Was blown off by troops in 1971 to prevent Ferozepur advance by Pakistan
Anirudh Gupta
Ferozepur, August 12
Fourty-seven years after four spans of the bridge over the Sutlej along the Hussainiwala barrage were “blown off” by Indian troops during the 1971 India-Pakistan war to prevent Pakistani armoured forces from advancing towards Ferozepur, Union Defence Minister Nirmala Sitharaman on Sunday dedicated a new bridge at the site.Completed by the Border Roads Organisation (BRO), this strategically important 280-foot-long bridge will benefit residents of 12 border villages in Hussainiwala enclave, besides supporting offensive operations towards Kasur, located south of Lahore in Pakistan.Sitharaman said it was an honour for her to inaugurate the bridge — blown off on the night of December 3-4, 1971 — at this “historic and sacred place” where martyrs Shaheed Bhagat Singh, Sukhdev and Rajguru were unceremoniously cremated by the British. After the 1971 war, the Army built a Bailey bridge to restore communication from the Hussainiwala barrage to Ferozepur. As the temporary bridge developed cracks, the Army decided to replace it. Subsequently, the BRO was entrusted with ‘Project Chetak.
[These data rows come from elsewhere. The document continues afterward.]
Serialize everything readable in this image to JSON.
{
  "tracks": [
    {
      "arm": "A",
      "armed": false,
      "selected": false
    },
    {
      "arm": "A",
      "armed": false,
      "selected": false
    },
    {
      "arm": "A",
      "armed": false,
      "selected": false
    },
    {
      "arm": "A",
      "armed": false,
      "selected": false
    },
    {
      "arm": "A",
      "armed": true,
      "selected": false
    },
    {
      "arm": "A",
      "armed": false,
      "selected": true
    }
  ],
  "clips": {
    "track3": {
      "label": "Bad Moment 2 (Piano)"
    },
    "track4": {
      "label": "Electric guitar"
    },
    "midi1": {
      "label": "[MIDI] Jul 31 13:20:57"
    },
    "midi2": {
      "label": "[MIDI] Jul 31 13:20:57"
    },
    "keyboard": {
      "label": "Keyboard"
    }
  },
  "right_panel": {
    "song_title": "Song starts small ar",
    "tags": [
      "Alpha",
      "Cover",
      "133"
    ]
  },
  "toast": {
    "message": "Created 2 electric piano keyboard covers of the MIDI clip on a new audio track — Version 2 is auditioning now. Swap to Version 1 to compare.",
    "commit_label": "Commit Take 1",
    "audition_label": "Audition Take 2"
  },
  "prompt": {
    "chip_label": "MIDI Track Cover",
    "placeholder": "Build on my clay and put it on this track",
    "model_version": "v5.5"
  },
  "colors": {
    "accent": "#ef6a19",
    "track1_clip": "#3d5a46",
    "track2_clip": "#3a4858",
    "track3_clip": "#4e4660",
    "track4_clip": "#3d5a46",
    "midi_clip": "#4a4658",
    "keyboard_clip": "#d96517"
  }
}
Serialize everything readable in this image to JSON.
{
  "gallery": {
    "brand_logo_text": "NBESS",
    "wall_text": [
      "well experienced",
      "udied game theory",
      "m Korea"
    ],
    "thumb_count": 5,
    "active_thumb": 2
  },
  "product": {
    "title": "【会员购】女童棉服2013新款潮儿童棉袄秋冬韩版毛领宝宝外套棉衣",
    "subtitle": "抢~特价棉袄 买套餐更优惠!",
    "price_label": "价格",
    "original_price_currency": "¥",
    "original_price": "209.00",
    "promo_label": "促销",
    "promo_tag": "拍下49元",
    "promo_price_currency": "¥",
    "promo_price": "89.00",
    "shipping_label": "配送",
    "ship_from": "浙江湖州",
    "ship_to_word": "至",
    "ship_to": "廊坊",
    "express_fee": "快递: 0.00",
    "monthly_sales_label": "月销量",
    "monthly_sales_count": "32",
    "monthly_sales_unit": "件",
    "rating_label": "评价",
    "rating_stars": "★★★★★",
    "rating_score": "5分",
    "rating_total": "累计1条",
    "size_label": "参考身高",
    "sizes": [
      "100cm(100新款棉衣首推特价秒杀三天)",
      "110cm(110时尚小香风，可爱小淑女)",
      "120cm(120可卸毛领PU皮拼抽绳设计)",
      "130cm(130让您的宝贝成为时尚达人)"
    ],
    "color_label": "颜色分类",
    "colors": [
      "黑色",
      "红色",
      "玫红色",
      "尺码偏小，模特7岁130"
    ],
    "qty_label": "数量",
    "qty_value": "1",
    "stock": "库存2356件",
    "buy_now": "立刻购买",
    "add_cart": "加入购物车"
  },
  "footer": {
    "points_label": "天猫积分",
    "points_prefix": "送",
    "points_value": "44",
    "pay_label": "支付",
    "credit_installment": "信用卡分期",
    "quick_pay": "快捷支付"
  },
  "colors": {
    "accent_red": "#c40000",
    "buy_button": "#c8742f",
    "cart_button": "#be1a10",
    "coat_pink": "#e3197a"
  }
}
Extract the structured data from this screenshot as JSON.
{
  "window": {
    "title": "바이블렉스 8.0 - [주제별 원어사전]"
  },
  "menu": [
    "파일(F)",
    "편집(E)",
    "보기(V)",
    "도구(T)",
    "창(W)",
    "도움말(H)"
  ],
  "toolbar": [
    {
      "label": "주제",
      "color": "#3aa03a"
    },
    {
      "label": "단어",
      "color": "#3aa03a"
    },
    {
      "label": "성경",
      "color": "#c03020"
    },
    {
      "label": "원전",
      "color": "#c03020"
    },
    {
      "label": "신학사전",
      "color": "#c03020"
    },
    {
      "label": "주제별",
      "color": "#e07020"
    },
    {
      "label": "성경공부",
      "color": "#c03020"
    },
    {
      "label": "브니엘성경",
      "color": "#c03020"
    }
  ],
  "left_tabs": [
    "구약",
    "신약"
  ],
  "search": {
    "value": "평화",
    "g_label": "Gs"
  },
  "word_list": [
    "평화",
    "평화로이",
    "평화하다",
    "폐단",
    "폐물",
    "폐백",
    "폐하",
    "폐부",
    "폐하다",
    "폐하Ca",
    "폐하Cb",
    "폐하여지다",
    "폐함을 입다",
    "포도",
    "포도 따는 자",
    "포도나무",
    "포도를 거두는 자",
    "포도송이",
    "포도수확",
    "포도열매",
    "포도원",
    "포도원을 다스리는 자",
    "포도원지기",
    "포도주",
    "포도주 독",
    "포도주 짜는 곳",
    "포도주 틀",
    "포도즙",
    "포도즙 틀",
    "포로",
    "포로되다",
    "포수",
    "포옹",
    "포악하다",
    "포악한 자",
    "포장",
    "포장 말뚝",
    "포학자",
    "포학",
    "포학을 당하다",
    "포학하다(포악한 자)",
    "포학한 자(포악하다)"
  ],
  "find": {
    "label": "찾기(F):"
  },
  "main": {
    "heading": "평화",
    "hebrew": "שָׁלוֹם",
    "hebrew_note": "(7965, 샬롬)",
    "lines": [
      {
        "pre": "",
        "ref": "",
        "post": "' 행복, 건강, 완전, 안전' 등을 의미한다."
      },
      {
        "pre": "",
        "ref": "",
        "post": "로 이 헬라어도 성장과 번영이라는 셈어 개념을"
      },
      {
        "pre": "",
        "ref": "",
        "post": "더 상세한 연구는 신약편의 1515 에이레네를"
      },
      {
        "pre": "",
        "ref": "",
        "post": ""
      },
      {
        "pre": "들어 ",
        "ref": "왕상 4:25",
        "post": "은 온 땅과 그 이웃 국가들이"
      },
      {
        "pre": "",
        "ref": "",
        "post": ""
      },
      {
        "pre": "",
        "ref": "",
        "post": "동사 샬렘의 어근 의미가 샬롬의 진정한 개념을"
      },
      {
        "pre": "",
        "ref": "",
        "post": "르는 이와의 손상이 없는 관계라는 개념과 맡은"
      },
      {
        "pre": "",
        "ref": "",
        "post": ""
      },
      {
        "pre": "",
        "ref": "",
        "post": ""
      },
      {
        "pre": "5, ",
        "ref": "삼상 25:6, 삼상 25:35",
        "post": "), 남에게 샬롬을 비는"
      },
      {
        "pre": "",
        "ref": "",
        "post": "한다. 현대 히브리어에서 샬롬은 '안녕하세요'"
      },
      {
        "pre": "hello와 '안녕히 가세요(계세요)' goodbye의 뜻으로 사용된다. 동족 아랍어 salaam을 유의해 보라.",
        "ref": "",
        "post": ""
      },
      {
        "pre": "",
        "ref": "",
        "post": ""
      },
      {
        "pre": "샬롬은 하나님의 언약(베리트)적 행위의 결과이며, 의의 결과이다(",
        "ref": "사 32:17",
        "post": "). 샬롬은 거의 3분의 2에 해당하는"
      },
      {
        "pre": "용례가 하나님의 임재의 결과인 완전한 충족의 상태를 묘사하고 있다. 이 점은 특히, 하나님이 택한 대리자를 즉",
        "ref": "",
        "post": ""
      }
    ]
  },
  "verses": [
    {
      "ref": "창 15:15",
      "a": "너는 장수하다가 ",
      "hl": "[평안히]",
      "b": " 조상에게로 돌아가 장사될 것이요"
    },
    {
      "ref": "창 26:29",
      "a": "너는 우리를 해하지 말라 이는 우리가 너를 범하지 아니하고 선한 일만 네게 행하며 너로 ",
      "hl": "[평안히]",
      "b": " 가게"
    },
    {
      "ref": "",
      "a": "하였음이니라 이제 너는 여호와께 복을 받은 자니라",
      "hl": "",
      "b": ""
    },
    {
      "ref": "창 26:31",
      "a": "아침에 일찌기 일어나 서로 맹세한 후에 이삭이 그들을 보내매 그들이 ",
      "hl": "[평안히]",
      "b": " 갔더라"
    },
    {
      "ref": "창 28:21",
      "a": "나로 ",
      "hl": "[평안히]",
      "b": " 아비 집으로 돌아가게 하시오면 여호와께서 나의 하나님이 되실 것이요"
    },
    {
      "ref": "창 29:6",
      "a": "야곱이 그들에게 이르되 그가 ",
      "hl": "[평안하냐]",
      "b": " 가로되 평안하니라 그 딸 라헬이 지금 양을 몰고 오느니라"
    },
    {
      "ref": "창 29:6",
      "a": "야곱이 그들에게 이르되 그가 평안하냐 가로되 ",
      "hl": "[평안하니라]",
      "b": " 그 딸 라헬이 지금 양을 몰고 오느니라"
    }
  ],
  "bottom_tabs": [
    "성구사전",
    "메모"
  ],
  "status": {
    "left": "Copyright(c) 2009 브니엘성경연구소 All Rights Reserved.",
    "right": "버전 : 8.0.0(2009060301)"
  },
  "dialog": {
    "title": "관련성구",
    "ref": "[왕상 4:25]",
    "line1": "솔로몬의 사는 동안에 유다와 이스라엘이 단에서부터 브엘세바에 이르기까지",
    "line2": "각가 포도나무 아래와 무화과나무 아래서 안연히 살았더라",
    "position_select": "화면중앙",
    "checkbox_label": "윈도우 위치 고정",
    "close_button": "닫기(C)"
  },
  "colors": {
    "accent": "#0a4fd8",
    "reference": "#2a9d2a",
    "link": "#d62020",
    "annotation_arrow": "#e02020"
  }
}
Engineers of 49 Border Road Task Force completed the new bridge on existing piers and abutment.“This bridge will promote business, agriculture and better movement of Army vehicles and ammunition,” Sitharaman said, lauding the BRO for completing the project ahead of schedule.“We will never allow the enemy to occupy an inch of space of this land ever,” she told the jawans who raised slogans of “Western Command Zindabad”. At the National Martyrs Memorial, a teary-eyed Sitharaman paid tributes to the martyrs.Meanwhile, Punjab minister Rana Gurmit Singh Sodhi and MP Sher Singh Ghubaya handed over memorandums to her. Sodhi demanded that farmers with land-holdings between the barbed wire fence and Zero Line be paid relief at Rs 20,000 per acre and they be granted proprietary rights.